I don't want to get into all the granularity, because there's different levels of not obtaining insurance, there's initial benefits investigation and then you go through your PA and appeals and in some cases – and we're working through all of these different cases and types of cases. But probably the easiest directional answer I can give to you is, the difference between that 380 patients that are active on treatment and the 306 that I mentioned that are receiving insurance reimbursed prescriptions in there are people that are on this bridge therapy. So they're on therapy and they're working through the PA process and also in some cases appeals, but also when there are patient assistance programs patients who have already received the final determination that their insurance company may not approve the treatment. So there's a mix. I don't want to get down into, because it moves around quite a bit, but your best guide there is the difference between the 380 and 306.
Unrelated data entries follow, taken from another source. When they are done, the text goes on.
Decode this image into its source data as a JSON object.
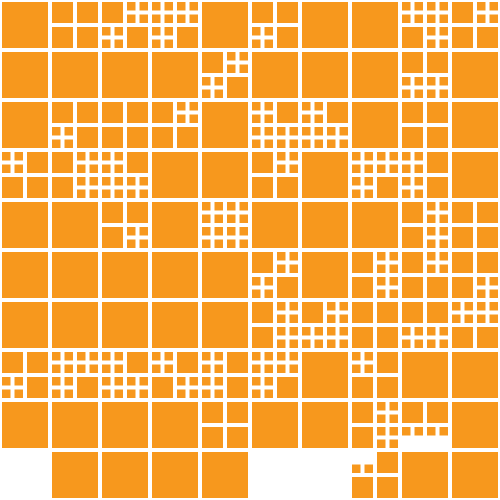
{
  "colors": {
    "background": "#ffffff",
    "tile": "#f7981d"
  },
  "mosaic": {
    "tile_style": "square",
    "tile_color_name": "orange"
  }
}
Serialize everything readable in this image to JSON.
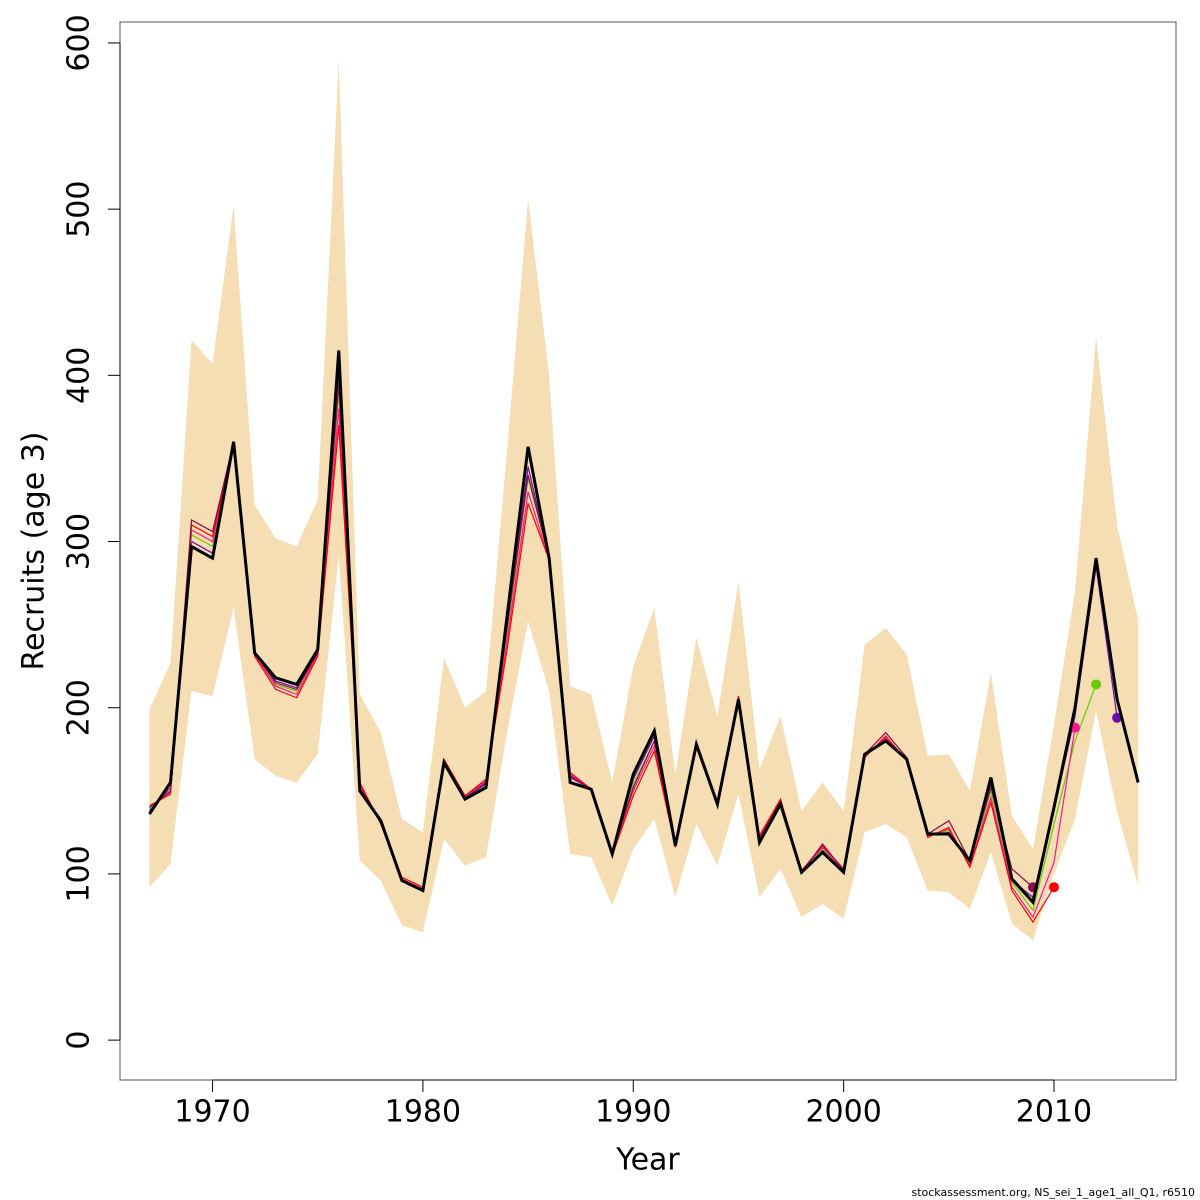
{
  "chart_data": {
    "type": "line",
    "xlabel": "Year",
    "ylabel": "Recruits (age 3)",
    "footer": "stockassessment.org, NS_sei_1_age1_all_Q1, r6510",
    "x": [
      1967,
      1968,
      1969,
      1970,
      1971,
      1972,
      1973,
      1974,
      1975,
      1976,
      1977,
      1978,
      1979,
      1980,
      1981,
      1982,
      1983,
      1984,
      1985,
      1986,
      1987,
      1988,
      1989,
      1990,
      1991,
      1992,
      1993,
      1994,
      1995,
      1996,
      1997,
      1998,
      1999,
      2000,
      2001,
      2002,
      2003,
      2004,
      2005,
      2006,
      2007,
      2008,
      2009,
      2010,
      2011,
      2012,
      2013,
      2014
    ],
    "xlim": [
      1965.6,
      2015.8
    ],
    "xticks": [
      1970,
      1980,
      1990,
      2000,
      2010
    ],
    "ylim": [
      -24,
      612.6
    ],
    "yticks": [
      0,
      100,
      200,
      300,
      400,
      500,
      600
    ],
    "band": {
      "color": "#f5deb3",
      "upper": [
        199,
        227,
        421,
        407,
        502,
        322,
        302,
        297,
        325,
        590,
        208,
        185,
        133,
        125,
        230,
        200,
        210,
        355,
        506,
        400,
        213,
        208,
        155,
        225,
        260,
        160,
        242,
        195,
        276,
        163,
        195,
        138,
        155,
        138,
        238,
        248,
        232,
        171,
        172,
        150,
        221,
        135,
        115,
        190,
        270,
        423,
        310,
        253
      ],
      "lower": [
        92,
        106,
        210,
        207,
        260,
        169,
        159,
        155,
        172,
        292,
        108,
        96,
        69,
        65,
        121,
        105,
        110,
        185,
        252,
        210,
        112,
        110,
        81,
        115,
        133,
        86,
        130,
        105,
        148,
        86,
        103,
        74,
        82,
        73,
        125,
        130,
        122,
        90,
        89,
        79,
        113,
        70,
        60,
        100,
        133,
        198,
        137,
        93
      ]
    },
    "series": [
      {
        "color": "#6a0dad",
        "values": [
          138,
          152,
          300,
          293,
          360,
          233,
          216,
          212,
          234,
          400,
          152,
          131,
          97,
          90,
          167,
          146,
          154,
          250,
          345,
          290,
          158,
          151,
          112,
          157,
          183,
          117,
          177,
          142,
          206,
          120,
          143,
          101,
          114,
          101,
          172,
          181,
          169,
          123,
          125,
          107,
          154,
          96,
          86,
          138,
          195,
          285,
          194,
          null
        ]
      },
      {
        "color": "#66cc00",
        "values": [
          139,
          150,
          304,
          297,
          359,
          232,
          214,
          210,
          233,
          390,
          153,
          131,
          97,
          91,
          168,
          146,
          155,
          245,
          338,
          290,
          159,
          151,
          112,
          154,
          180,
          117,
          177,
          142,
          206,
          121,
          143,
          101,
          115,
          102,
          171,
          180,
          169,
          123,
          126,
          106,
          150,
          95,
          78,
          130,
          180,
          214,
          null,
          null
        ]
      },
      {
        "color": "#ff1493",
        "values": [
          140,
          149,
          307,
          300,
          359,
          232,
          213,
          208,
          232,
          380,
          154,
          130,
          97,
          91,
          168,
          147,
          156,
          240,
          330,
          289,
          160,
          151,
          112,
          150,
          177,
          117,
          177,
          141,
          207,
          122,
          144,
          102,
          116,
          102,
          171,
          182,
          169,
          123,
          127,
          105,
          146,
          92,
          74,
          107,
          188,
          null,
          null,
          null
        ]
      },
      {
        "color": "#ff0000",
        "values": [
          141,
          148,
          310,
          303,
          358,
          231,
          211,
          206,
          231,
          370,
          155,
          130,
          98,
          92,
          169,
          147,
          157,
          235,
          323,
          289,
          161,
          151,
          111,
          147,
          174,
          116,
          176,
          141,
          207,
          123,
          145,
          102,
          117,
          103,
          170,
          183,
          168,
          122,
          128,
          104,
          143,
          90,
          71,
          92,
          null,
          null,
          null,
          null
        ]
      },
      {
        "color": "#8b0a50",
        "values": [
          140,
          150,
          313,
          306,
          360,
          233,
          215,
          211,
          233,
          395,
          152,
          132,
          97,
          90,
          168,
          146,
          155,
          248,
          340,
          290,
          159,
          151,
          112,
          152,
          180,
          117,
          178,
          142,
          206,
          121,
          144,
          101,
          118,
          102,
          172,
          185,
          170,
          124,
          132,
          108,
          152,
          103,
          92,
          null,
          null,
          null,
          null,
          null
        ]
      },
      {
        "color": "#000000",
        "values": [
          136,
          155,
          297,
          290,
          360,
          233,
          218,
          214,
          235,
          415,
          150,
          132,
          96,
          90,
          167,
          145,
          152,
          255,
          357,
          290,
          155,
          151,
          112,
          160,
          186,
          117,
          178,
          142,
          205,
          119,
          142,
          101,
          113,
          101,
          172,
          180,
          169,
          124,
          124,
          108,
          158,
          97,
          83,
          140,
          200,
          290,
          205,
          155
        ]
      }
    ]
  }
}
Okay, great. Thank you. And I didn't say it before, but congratulations. Really outstanding first quarter.

Thank you, Edward.

Our next question is from Leland Gershell with Oppenheimer and Company. Please proceed.

Good morning, Pat. Thanks for taking my questions and congratulations as well.

Thank you, Leland.

Yes, in terms of the patient numbers with a 380 active, 409 prescribed and I think the guidance earlier maybe that was a number that wasn't completely well-defined, but about 300 who were on previous forms of 34-DAP, whether under your program or other. It would seem that you effectively converted all or just about all of the prior patients. I know you've guided to end of Q2 conversion, but it seems like that's pretty much complete. Is that correct?

Yes.

Okay great. And then just along the same lines, you had mentioned agreements that you'd entered into with some of the centers, the academic centers that had been providing amifampridine before. Any updates on those agreements or other relationships?

No nothing there.

Okay. Well, that's all for me. Thanks very much and congratulations again.

Thank you, Leland.

Thank you.

We have reached the end of our question-and-answer session. I would like to turn the conference back over to management for closing remarks.

Thank you, operator. And thank you to everyone who joined us on today's call. As always, we appreciate your continued support of Catalyst. We'd like to thank all of our shareholders, employees, and most importantly, our patients and physicians. Have a great day.

Thank you. This concludes today's conference. You may disconnect your lines at this time and thank you for your participation.